Management projects robust growth for FY26, targeting 10–12% in loans and 8–10% in deposits, while aiming for a 40% current and savings account (CASA) ratio. The bank anticipates limited margin pressure and expects recoveries of Rs 5,500–6,500 crore. Asset quality improved significantly, with the gross non-performing assets (GNPA) ratio falling to 2.6%. The bank plans to push its GNPA below 2% in FY26.

Analysts Anand and Nikhil note that the bank’s high 94% provision coverage ratio buffers the bank against new credit loss norms. They foresee steady growth, superior asset quality, and impressive return ratios of 1.2-1.3% for RoA and 16-18% for RoE through FY28.

4. Nuvoco Vistas Corporation:

ICICI Direct maintains its ‘Buy’ rating on this cement producer, with a target price of Rs 590, an upside of 39.7%. Nuvoco Vistas swung to a net profit of Rs 36.4 crore in Q2FY26 from a Rs 85.2 crore loss a year ago. Revenue rose 8.6%, powered by a 2.4% rise in sales volume and a 5.8% increase in prices.

While the extended monsoon moderated volume growth, the company expects demand from housing and infrastructure to rebound in the second half of the year. Nuvoco is also expanding aggressively, adding 10 million tonnes of capacity to reach 35 million tonnes by FY27. This expansion is likely to enhance its market share in new and existing regions.

Analysts Vijay and Deep project revenue and volumes will grow at a CAGR of ~12% and ~9%, respectively, through FY28. They highlight that despite a planned Rs 4,100 crore capital expenditure, the company expects its net debt to EBITDA ratio to fall to a manageable ~2x by FY27.

5. HCL Technologies:

Motilal Oswal reiterates its ‘Buy’ rating on this IT company, with a target price of Rs 1,800, an upside of 18.1%. HCL Tech delivered a strong Q2FY26, with net profit growing 10.2% and revenue jumping 5% over the previous quarter. Growth was broad-based across all its major business segments.
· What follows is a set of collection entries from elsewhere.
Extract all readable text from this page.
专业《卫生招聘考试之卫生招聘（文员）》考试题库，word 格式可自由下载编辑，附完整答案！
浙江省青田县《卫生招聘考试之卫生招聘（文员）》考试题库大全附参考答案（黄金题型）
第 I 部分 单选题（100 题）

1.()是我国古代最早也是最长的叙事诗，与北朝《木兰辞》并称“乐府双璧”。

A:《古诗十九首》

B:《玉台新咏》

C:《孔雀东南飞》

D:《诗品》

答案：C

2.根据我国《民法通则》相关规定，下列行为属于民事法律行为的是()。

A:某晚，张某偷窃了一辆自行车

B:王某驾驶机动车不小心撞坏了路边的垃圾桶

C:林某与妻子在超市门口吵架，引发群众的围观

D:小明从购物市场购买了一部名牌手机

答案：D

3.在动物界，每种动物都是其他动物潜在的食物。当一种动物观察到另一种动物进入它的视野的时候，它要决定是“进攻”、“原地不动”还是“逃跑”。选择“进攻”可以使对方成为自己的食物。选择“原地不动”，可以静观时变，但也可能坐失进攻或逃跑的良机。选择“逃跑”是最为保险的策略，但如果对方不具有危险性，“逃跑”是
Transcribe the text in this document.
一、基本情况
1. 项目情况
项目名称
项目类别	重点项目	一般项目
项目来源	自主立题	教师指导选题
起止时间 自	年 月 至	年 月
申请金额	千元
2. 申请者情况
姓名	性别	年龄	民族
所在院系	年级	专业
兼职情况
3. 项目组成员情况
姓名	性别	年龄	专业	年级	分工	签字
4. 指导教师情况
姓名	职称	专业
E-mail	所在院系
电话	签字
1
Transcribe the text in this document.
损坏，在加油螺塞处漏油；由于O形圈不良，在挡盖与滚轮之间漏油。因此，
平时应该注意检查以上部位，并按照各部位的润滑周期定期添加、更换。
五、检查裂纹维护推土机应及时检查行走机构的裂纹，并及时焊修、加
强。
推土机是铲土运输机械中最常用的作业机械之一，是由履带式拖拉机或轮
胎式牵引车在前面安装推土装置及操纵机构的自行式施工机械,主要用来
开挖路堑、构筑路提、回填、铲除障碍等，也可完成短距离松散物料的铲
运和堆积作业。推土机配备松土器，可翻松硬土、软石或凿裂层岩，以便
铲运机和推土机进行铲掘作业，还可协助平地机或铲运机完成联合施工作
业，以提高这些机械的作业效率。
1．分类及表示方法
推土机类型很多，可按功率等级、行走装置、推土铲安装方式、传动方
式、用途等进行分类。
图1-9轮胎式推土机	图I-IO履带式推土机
The company’s total contract value climbed an impressive 15.8% YoY, prompting it to raise its services revenue growth guidance to 4-5%. Management sees steady demand in banking and technology, with legacy modernisation and AI-led transformations as growth drivers. Analysts Abhishek and Keval note that the advanced AI solutions now contribute 3% of total revenue, powered by its AI Force platform. The company aims to deploy the platform across 100 clients by year-end, supported by partnerships with NVIDIA.

Abhishek and Keval consider HCL Tech the fastest-growing large-cap IT services firm. With a large deal secured from a major European retailer and a robust pipeline, the company is well-positioned for strong performance ahead.

 

Note: These recommendations are from various analysts and are not recommendations by Trendlyne.